Entretanto, como sempre na vida, surgiram várias opiniões relativamente ao que se deveria fazer com a Safira. Uns acreditavam no diagnóstico que o veterinário que a observou tinha feito, e como tal dado o estado dela, eram da opinião de que não deveria sofrer mais; outros pensavam que se deveria fazer algo rapidamente, mas uma vez que ninguém se decidia, nem tomava qualquer atitude, talvez o melhor para a menina fosse não sofrer mais. Outros havia ainda que sugeriam ouvir uma segunda opinião relativamente ao diagnóstico feito pelo veterinário, e confirmar efectivamente o diagnóstico da Leishmaniose. Se esse não se confirmasse, porque não dar uma oportunidade à Safira?

Já em Julho, e depois de verificar que quem era responsável pela Safira pouco ou nada fazia pelo bem-estar da cadelinha, tomei uma decisão, era urgente resgatá-la, ouvir outro veterinário, e dar-lhe a sua oportunidade.

A Safira era uma menina, que apesar do seu visível estado, e do seu sofrimento, notava-se em cada gesto, em cada olhar, que queria agarrar-se a alguém que lhe desse “aquela” oportunidade.
Cada encontro com ela era um misto de sentimentos. A cadelinha vinha ter com as pessoas a ganir com as poucas forças que ainda lhe restavam, o seu cheiro era indescritível, o seu corpo coberto de feridas, de chagas ainda por sarar, de tanta comichão que tinha, o seu olhar de desespero, de implorar por um gesto de carinho, o seu coxear momentâneo, não há palavras…

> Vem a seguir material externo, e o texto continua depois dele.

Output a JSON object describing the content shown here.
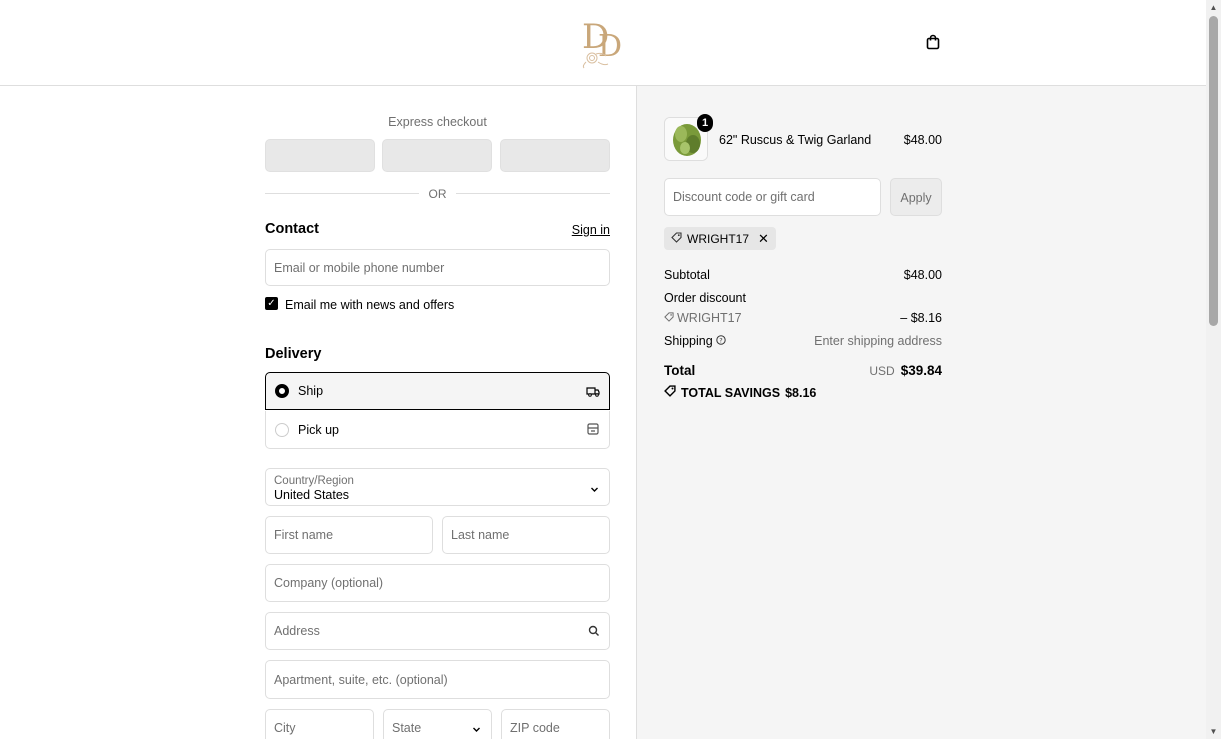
{
  "header": {
    "logo_text": "DD",
    "cart_icon": "shopping-bag-icon"
  },
  "express": {
    "label": "Express checkout",
    "or_text": "OR"
  },
  "contact": {
    "title": "Contact",
    "sign_in": "Sign in",
    "email_placeholder": "Email or mobile phone number",
    "newsletter_label": "Email me with news and offers",
    "newsletter_checked": true
  },
  "delivery": {
    "title": "Delivery",
    "options": [
      {
        "label": "Ship",
        "selected": true,
        "icon": "truck-icon"
      },
      {
        "label": "Pick up",
        "selected": false,
        "icon": "store-icon"
      }
    ],
    "country_label": "Country/Region",
    "country_value": "United States",
    "first_name": "First name",
    "last_name": "Last name",
    "company": "Company (optional)",
    "address": "Address",
    "apartment": "Apartment, suite, etc. (optional)",
    "city": "City",
    "state": "State",
    "zip": "ZIP code"
  },
  "summary": {
    "item": {
      "name": "62\" Ruscus & Twig Garland",
      "price": "$48.00",
      "quantity": "1"
    },
    "discount_placeholder": "Discount code or gift card",
    "apply_label": "Apply",
    "applied_code": "WRIGHT17",
    "subtotal_label": "Subtotal",
    "subtotal_value": "$48.00",
    "order_discount_label": "Order discount",
    "discount_code": "WRIGHT17",
    "discount_value": "– $8.16",
    "shipping_label": "Shipping",
    "shipping_value": "Enter shipping address",
    "total_label": "Total",
    "currency": "USD",
    "total_value": "$39.84",
    "savings_label": "TOTAL SAVINGS",
    "savings_value": "$8.16"
  },
  "colors": {
    "accent": "#000000",
    "summary_bg": "#f5f5f5",
    "muted_text": "#707070",
    "border": "#dedede",
    "logo_gold": "#c9a77a"
  }
}
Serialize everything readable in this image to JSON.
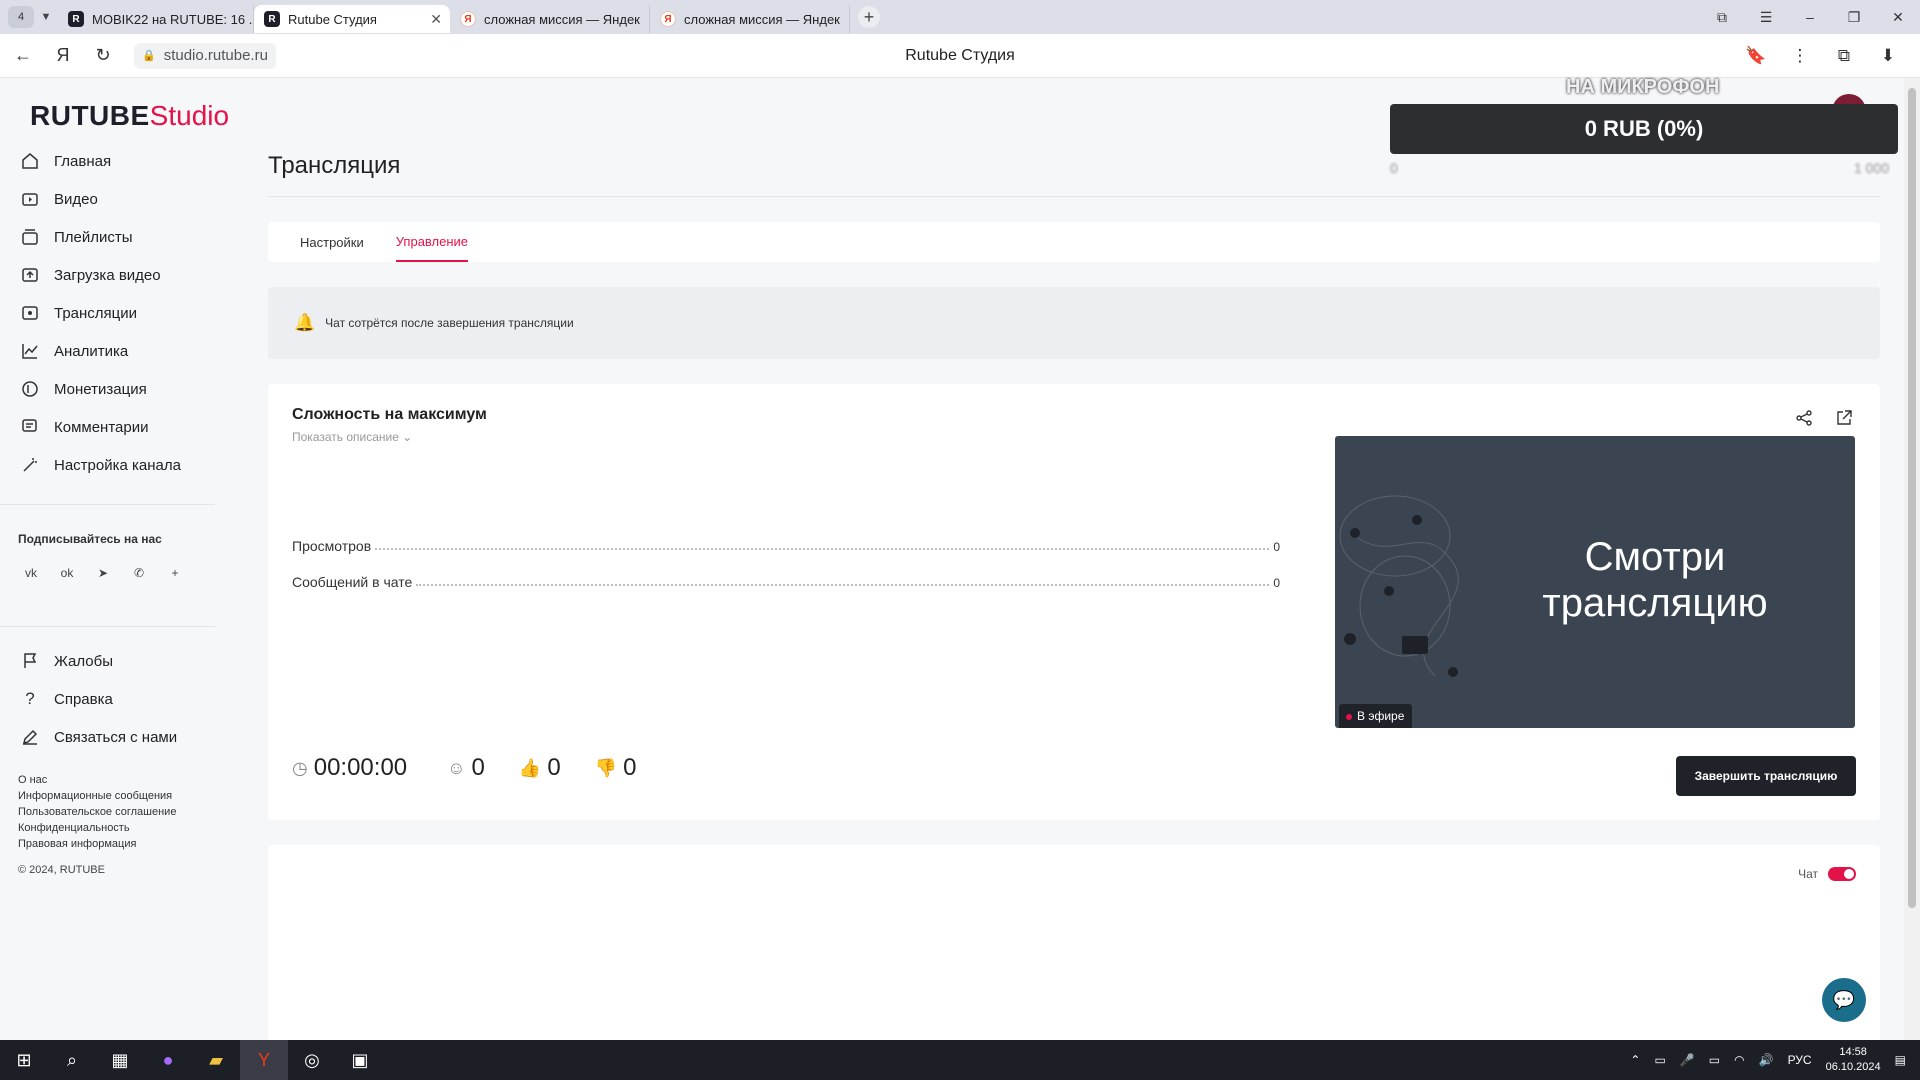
{
  "browser": {
    "tab_count": "4",
    "tabs": [
      {
        "label": "MOBIK22 на RUTUBE: 16 ...",
        "favicon": "R"
      },
      {
        "label": "Rutube Студия",
        "favicon": "R"
      },
      {
        "label": "сложная миссия — Яндек",
        "favicon": "Я"
      },
      {
        "label": "сложная миссия — Яндек",
        "favicon": "Я"
      }
    ],
    "url": "studio.rutube.ru",
    "page_title": "Rutube Студия"
  },
  "sidebar": {
    "logo_main": "RUTUBE",
    "logo_suffix": "Studio",
    "items": [
      {
        "label": "Главная",
        "icon": "home-icon"
      },
      {
        "label": "Видео",
        "icon": "video-icon"
      },
      {
        "label": "Плейлисты",
        "icon": "playlist-icon"
      },
      {
        "label": "Загрузка видео",
        "icon": "upload-icon"
      },
      {
        "label": "Трансляции",
        "icon": "broadcast-icon"
      },
      {
        "label": "Аналитика",
        "icon": "analytics-icon"
      },
      {
        "label": "Монетизация",
        "icon": "monetization-icon"
      },
      {
        "label": "Комментарии",
        "icon": "comments-icon"
      },
      {
        "label": "Настройка канала",
        "icon": "settings-wand-icon"
      }
    ],
    "follow_title": "Подписывайтесь на нас",
    "socials": [
      "vk-icon",
      "ok-icon",
      "telegram-icon",
      "viber-icon",
      "more-icon"
    ],
    "items2": [
      {
        "label": "Жалобы",
        "icon": "flag-icon"
      },
      {
        "label": "Справка",
        "icon": "help-icon"
      },
      {
        "label": "Связаться с нами",
        "icon": "pen-icon"
      }
    ],
    "footer_links": [
      "О нас",
      "Информационные сообщения",
      "Пользовательское соглашение",
      "Конфиденциальность",
      "Правовая информация"
    ],
    "copyright": "© 2024, RUTUBE"
  },
  "main": {
    "title": "Трансляция",
    "tabs": [
      {
        "label": "Настройки",
        "active": false
      },
      {
        "label": "Управление",
        "active": true
      }
    ],
    "notice": "Чат сотрётся после завершения трансляции",
    "stream": {
      "title": "Сложность на максимум",
      "show_description": "Показать описание",
      "stats": [
        {
          "label": "Просмотров",
          "value": "0"
        },
        {
          "label": "Сообщений в чате",
          "value": "0"
        }
      ],
      "preview_text_line1": "Смотри",
      "preview_text_line2": "трансляцию",
      "live_badge": "В эфире",
      "duration": "00:00:00",
      "viewers": "0",
      "likes": "0",
      "dislikes": "0",
      "end_button": "Завершить трансляцию"
    },
    "chat_label": "Чат",
    "chat_enabled": true
  },
  "overlay": {
    "top_text": "НА МИКРОФОН",
    "amount": "0 RUB (0%)",
    "min": "0",
    "max": "1 000",
    "progress_fraction": 0
  },
  "taskbar": {
    "language": "РУС",
    "time": "14:58",
    "date": "06.10.2024"
  },
  "colors": {
    "accent": "#e3134a",
    "dark_button": "#1f2329"
  }
}
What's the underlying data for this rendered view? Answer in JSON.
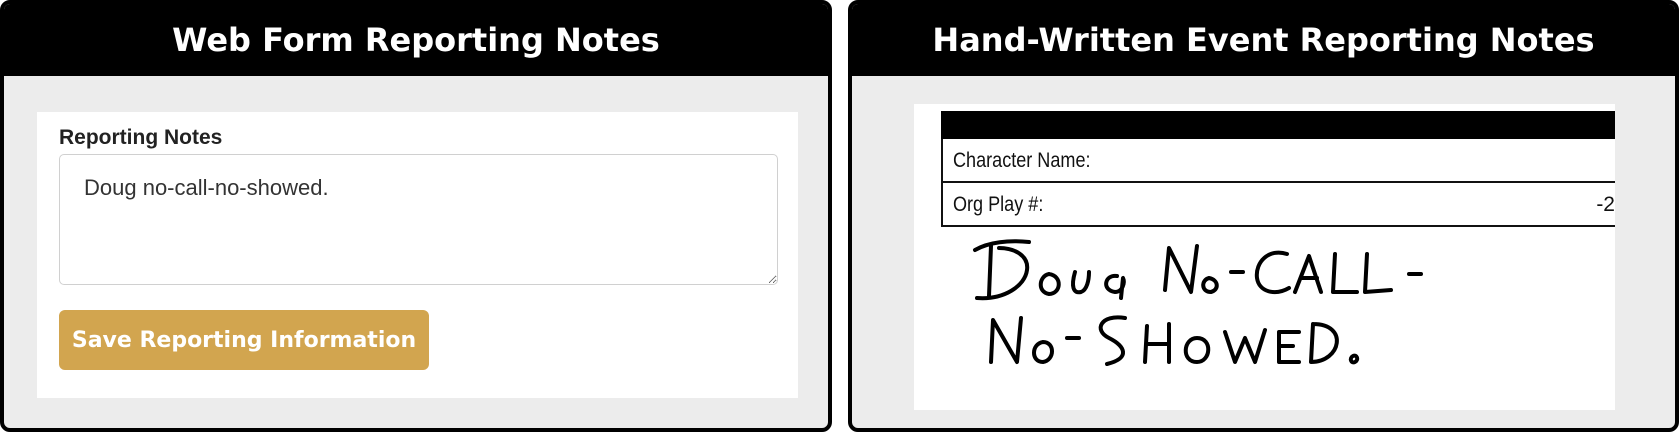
{
  "left_panel": {
    "title": "Web Form Reporting Notes",
    "field_label": "Reporting Notes",
    "notes_value": "Doug no-call-no-showed.",
    "save_button_label": "Save Reporting Information",
    "button_color": "#d2a54f"
  },
  "right_panel": {
    "title": "Hand-Written Event Reporting Notes",
    "row1_label": "Character Name:",
    "row2_label": "Org Play #:",
    "row2_number": "-2",
    "handwritten_lines": [
      "Doug No-Call-",
      "No-Showed."
    ]
  }
}
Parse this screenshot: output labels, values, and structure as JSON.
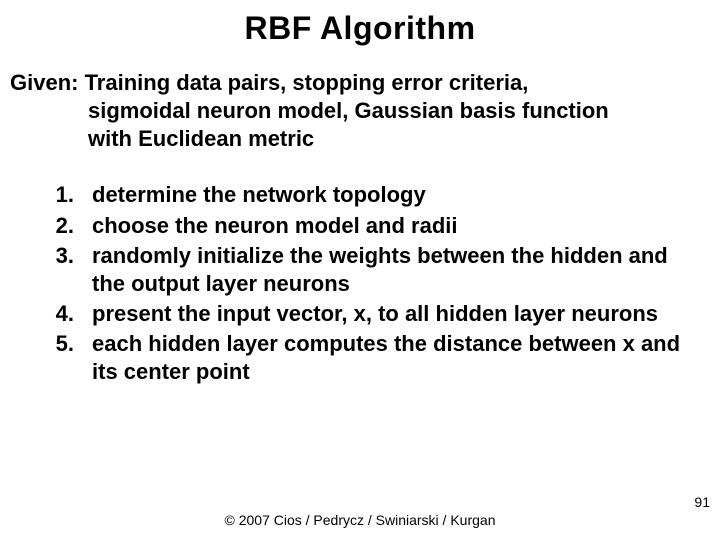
{
  "title": "RBF Algorithm",
  "given": {
    "label": "Given: ",
    "line1": "Training data pairs, stopping error criteria,",
    "line2": "sigmoidal neuron model, Gaussian basis function",
    "line3": "with Euclidean metric"
  },
  "steps": [
    {
      "num": "1.",
      "text": "determine the network topology"
    },
    {
      "num": "2.",
      "text": "choose the neuron model and radii"
    },
    {
      "num": "3.",
      "text": "randomly initialize the weights between the hidden and the output layer neurons"
    },
    {
      "num": "4.",
      "text": "present the input vector, x, to all hidden layer neurons"
    },
    {
      "num": "5.",
      "text": "each hidden layer computes the distance between x and its center point"
    }
  ],
  "footer": "© 2007 Cios / Pedrycz / Swiniarski / Kurgan",
  "pagenum": "91"
}
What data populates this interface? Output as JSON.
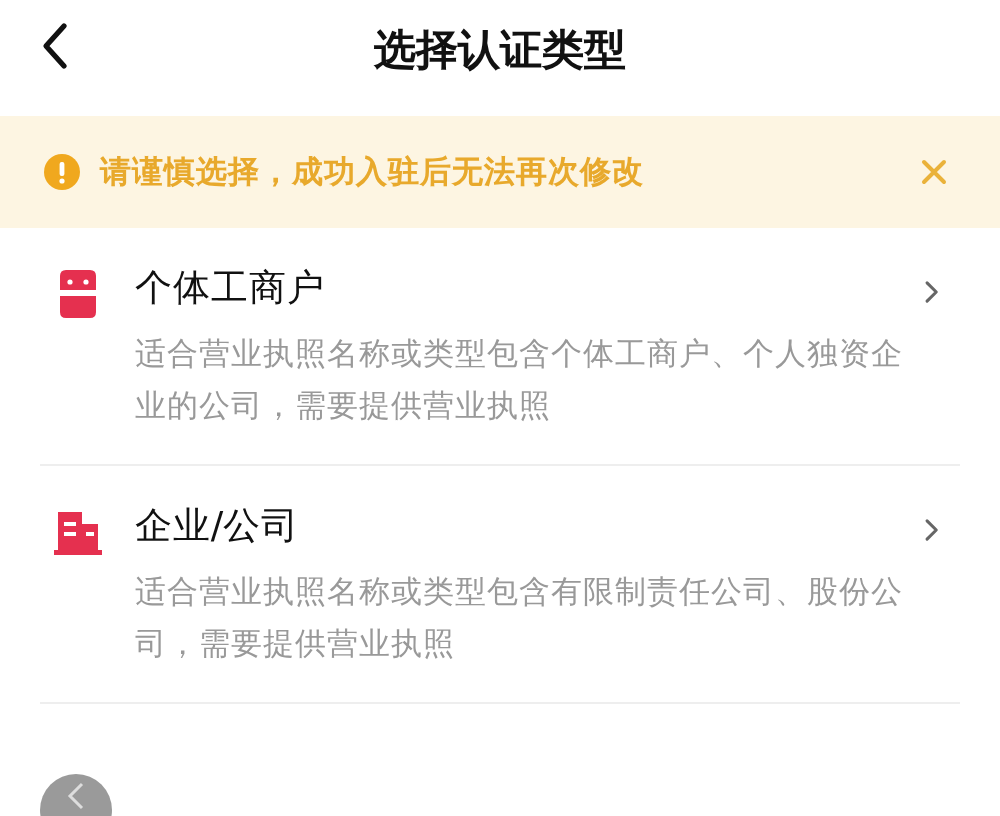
{
  "header": {
    "title": "选择认证类型"
  },
  "notice": {
    "text": "请谨慎选择，成功入驻后无法再次修改"
  },
  "options": [
    {
      "kind": "shop",
      "title": "个体工商户",
      "description": "适合营业执照名称或类型包含个体工商户、个人独资企业的公司，需要提供营业执照"
    },
    {
      "kind": "company",
      "title": "企业/公司",
      "description": "适合营业执照名称或类型包含有限制责任公司、股份公司，需要提供营业执照"
    }
  ]
}
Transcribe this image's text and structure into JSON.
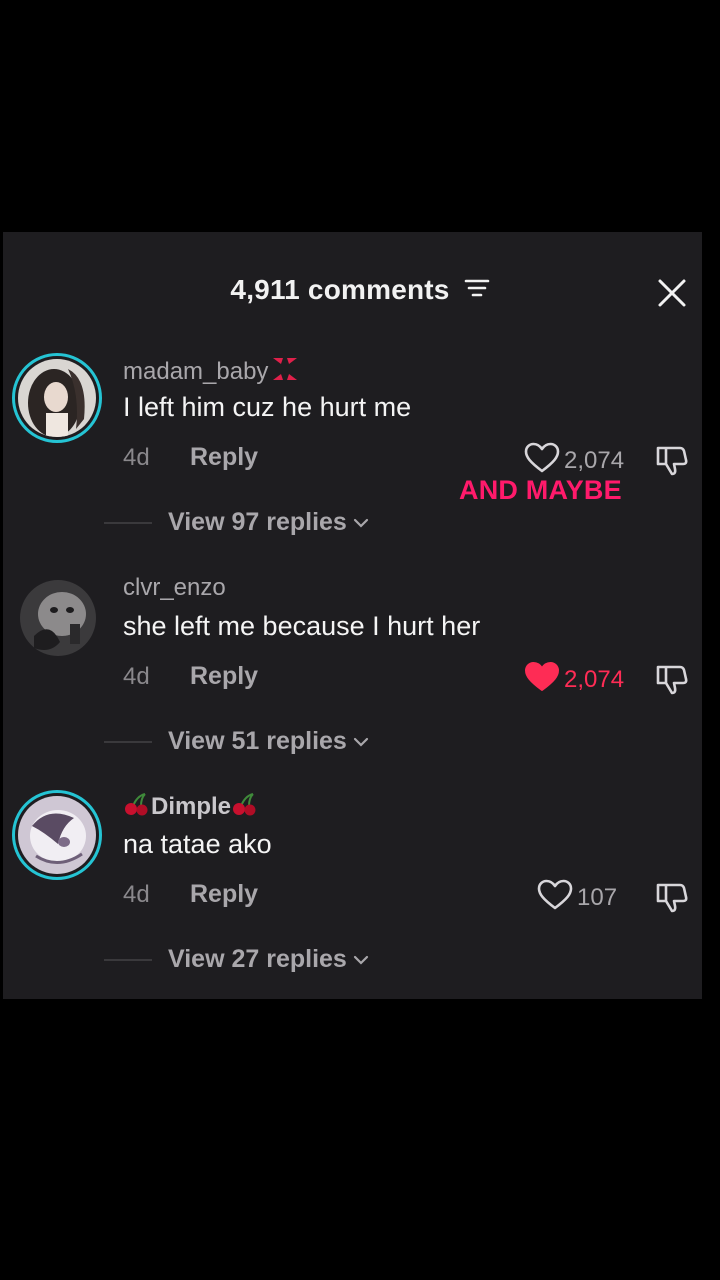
{
  "header": {
    "title": "4,911 comments"
  },
  "overlay_caption": "AND MAYBE",
  "comments": [
    {
      "username": "madam_baby",
      "text": "I left him cuz he hurt me",
      "time": "4d",
      "reply_label": "Reply",
      "likes": "2,074",
      "liked": false,
      "view_replies": "View 97 replies"
    },
    {
      "username": "clvr_enzo",
      "text": "she left me because I hurt her",
      "time": "4d",
      "reply_label": "Reply",
      "likes": "2,074",
      "liked": true,
      "view_replies": "View 51 replies"
    },
    {
      "username": "Dimple",
      "text": "na tatae ako",
      "time": "4d",
      "reply_label": "Reply",
      "likes": "107",
      "liked": false,
      "view_replies": "View 27 replies"
    }
  ],
  "colors": {
    "panel": "#1e1d20",
    "accent_like": "#fe2c55",
    "ring": "#25c4d4",
    "caption": "#ff1a6b"
  },
  "icons": [
    "filter-icon",
    "close-icon",
    "heart-icon",
    "dislike-icon",
    "chevron-down-icon",
    "anger-emoji-icon",
    "cherry-emoji-icon"
  ]
}
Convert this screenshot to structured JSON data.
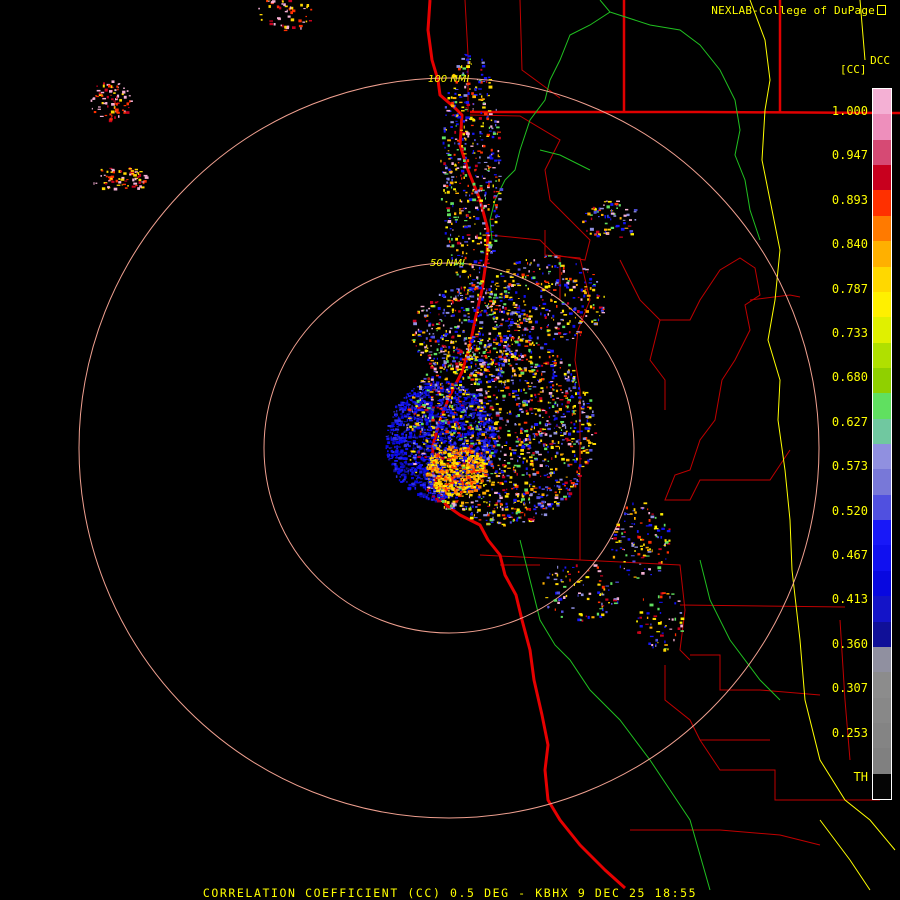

Quando a vi pela primeira vez, no dia do resgate, pensei “como é possível deixarem-te chegar a este estado?”. Nem as fotografias tiradas conseguiam demonstrar o verdadeiro estado em que ela se encontrava.
Sem qualquer dificuldade entrou para dentro do carro, e ali se deitou, agarrando esta oportunidade que lhe estávamos a dar.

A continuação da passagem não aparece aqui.